Wie ist es um die Gewährleistung bestellt, wenn eine Energiesparlampe nicht die prognostizierten 10.000 Stunden leuchtet?
Bei einem Langzeittest der Stiftung Warentest haben die namhaften Markenhersteller am besten abgeschnitten. Demnach haben die Kompaktleuchtstofflampen – so die korrekte Bezeichnung der Energiesparlampen – die angegebene Leuchtleistung von 10.000 Stunden erreicht und zum Teil sogar noch deutlich überschritten.
Sollte eine Lampe vor der prognostizierten Leuchtleistung kaputt gehen, hat der Kunde innerhalb der Verjährungsfrist Anspruch auf Gewährleistung. Die Verjährungsfrist beträgt wie bei allen Produkten zwei Jahre nach Erhalt der Ware. Deshalb sollte immer der Kassenbeleg aufbewahrt werden. Sollte allerdings die angekündigte Lebensdauer nur knapp unterschritten sein, muss kein Mangel vorliegen. Die Hersteller profitieren hier von einer gewissen Toleranz.

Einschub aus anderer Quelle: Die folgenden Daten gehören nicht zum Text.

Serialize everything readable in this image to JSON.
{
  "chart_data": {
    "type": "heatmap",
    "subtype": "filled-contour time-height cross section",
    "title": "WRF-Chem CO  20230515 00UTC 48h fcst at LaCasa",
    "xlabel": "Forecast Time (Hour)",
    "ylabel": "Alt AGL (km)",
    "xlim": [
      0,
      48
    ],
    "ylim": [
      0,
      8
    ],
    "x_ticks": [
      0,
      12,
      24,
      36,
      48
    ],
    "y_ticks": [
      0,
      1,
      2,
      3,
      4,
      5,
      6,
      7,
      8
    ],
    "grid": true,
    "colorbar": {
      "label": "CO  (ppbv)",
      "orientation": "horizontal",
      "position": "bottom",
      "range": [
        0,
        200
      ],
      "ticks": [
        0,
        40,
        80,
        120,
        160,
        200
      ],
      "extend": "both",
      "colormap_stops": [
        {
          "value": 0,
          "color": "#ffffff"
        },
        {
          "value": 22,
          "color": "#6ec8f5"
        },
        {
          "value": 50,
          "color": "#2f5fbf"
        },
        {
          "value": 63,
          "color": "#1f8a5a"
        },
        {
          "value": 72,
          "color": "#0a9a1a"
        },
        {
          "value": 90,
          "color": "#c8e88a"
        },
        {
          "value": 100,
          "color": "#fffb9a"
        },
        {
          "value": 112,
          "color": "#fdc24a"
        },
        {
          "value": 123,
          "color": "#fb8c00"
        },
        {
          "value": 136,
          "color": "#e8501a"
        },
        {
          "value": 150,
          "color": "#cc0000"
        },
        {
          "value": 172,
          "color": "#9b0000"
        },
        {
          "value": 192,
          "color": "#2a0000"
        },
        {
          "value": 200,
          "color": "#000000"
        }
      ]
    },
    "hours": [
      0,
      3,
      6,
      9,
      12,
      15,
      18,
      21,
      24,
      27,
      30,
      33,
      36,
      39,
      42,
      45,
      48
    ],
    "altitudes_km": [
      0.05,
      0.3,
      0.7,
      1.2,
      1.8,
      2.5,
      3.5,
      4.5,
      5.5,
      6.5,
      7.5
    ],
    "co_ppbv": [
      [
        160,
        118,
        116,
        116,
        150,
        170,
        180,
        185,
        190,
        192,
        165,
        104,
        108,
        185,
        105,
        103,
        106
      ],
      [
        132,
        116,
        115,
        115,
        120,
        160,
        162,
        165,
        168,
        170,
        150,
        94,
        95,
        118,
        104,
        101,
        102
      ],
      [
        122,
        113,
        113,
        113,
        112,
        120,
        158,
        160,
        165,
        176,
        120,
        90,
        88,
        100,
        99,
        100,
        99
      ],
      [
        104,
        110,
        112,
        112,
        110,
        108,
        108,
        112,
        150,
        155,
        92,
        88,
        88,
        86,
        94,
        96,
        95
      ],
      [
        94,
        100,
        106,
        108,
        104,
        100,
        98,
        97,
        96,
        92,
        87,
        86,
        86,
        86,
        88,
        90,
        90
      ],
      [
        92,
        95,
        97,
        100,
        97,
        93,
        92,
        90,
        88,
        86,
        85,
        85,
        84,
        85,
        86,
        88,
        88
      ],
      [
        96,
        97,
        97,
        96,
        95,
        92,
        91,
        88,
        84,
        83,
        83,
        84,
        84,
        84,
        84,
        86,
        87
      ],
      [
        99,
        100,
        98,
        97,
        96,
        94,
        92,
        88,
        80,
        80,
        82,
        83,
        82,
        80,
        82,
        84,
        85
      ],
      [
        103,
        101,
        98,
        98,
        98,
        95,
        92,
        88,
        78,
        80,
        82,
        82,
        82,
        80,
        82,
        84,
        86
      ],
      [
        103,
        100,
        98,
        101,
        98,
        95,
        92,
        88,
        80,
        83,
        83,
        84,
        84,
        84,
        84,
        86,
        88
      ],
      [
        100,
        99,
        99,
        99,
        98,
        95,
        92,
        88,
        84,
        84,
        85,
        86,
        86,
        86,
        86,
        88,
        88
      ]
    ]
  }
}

Nach Ablauf der Verjährungsfrist hat der Kunde keinen Anspruch auf Gewährleistung. Doch dazu wird es meist nicht kommen, denn ein Mangel liegt erst vor, wenn beispielsweise Überspannung ausgeschlossen ist, oder die versprochene Leistung längst nicht erreicht wurde.
Übrigens:
Im Test hat sich auch herausgestellt, dass die Leuchtleistung bei den meisten Energiesparlampen nahezu konstant geblieben ist.